If someone is arrested for domestic assault and battery, protective orders may be issued to protect the alleged victims of the abuse.
Types of protective orders
There are multiple types of family abuse protective orders available in Virginia, including the Emergency Protective Order (EPO), Preliminary Protective Order (PPO), and Protective Order (PO).
- EPO – A law enforcement officer or alleged abuse victim may request an EPO at the time of the arrest or anytime there is any suspicion of family abuse. The EPO will last for at least 72 hours but can be extended upon request from a law enforcement officer.
- PPO – An alleged abuse victim can file a petition for a PPO with the Intake Office of the Court Service Unit. A PPO can prohibit abuse, and/or grant residence to or limit contact with family/household members. A hearing must be scheduled and held within 15 days and notice of the hearing must be provided to both parties.
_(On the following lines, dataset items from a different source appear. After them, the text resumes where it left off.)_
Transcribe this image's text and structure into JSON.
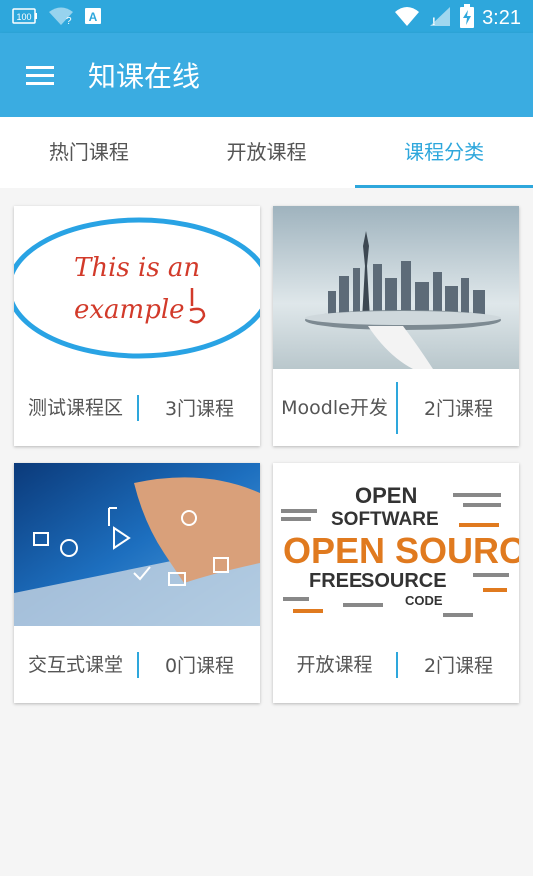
{
  "status_bar": {
    "battery_saver_label": "100",
    "time": "3:21"
  },
  "app_bar": {
    "title": "知课在线",
    "menu_icon": "hamburger-menu-icon"
  },
  "tabs": [
    {
      "label": "热门课程",
      "active": false
    },
    {
      "label": "开放课程",
      "active": false
    },
    {
      "label": "课程分类",
      "active": true
    }
  ],
  "categories": [
    {
      "name": "测试课程区",
      "count": "3门课程",
      "image": "handwriting-example-icon",
      "image_text": [
        "This is an",
        "example"
      ]
    },
    {
      "name": "Moodle开发",
      "count": "2门课程",
      "image": "city-on-tray-photo"
    },
    {
      "name": "交互式课堂",
      "count": "0门课程",
      "image": "tablet-touch-photo"
    },
    {
      "name": "开放课程",
      "count": "2门课程",
      "image": "open-source-wordcloud",
      "image_text": [
        "OPEN",
        "SOFTWARE",
        "OPEN SOURCE",
        "FREE",
        "SOURCE",
        "CODE"
      ]
    }
  ],
  "colors": {
    "primary": "#3aace1",
    "status_bar": "#2ea7dc",
    "accent": "#2ea7dc",
    "background": "#f5f5f5"
  }
}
- PO – A PO can be requested in the same manner as a PPO but will only be issued after both parties are notified and there is an opportunity for a hearing. A PO, like a PPO, can prohibit contact and abuse, and grant residence, and it can also include various other provisions (e.g. provision requiring treatment for alleged abuser). However, a PO can last up to two years if the court determines the alleged victim is in imminent danger of experiencing abuse.
What happens if a I violate a Protective Order?
If you have a protective order issued against you, it is important to make sure you adhere to the terms of the order. Additionally, keep in mind that under the federal Gun Control Act, you are not allowed to purchase or transport a firearm while the protective order against you is active.
Violating a protective order is a Class I misdemeanor and could result in up to a year in jail and $2,500 fine. It can also impact your eligibility for citizenship, custody of your children, employment, and reputation in the community. A criminal defense attorney can help defend against any charges relating to the violation of a protective order.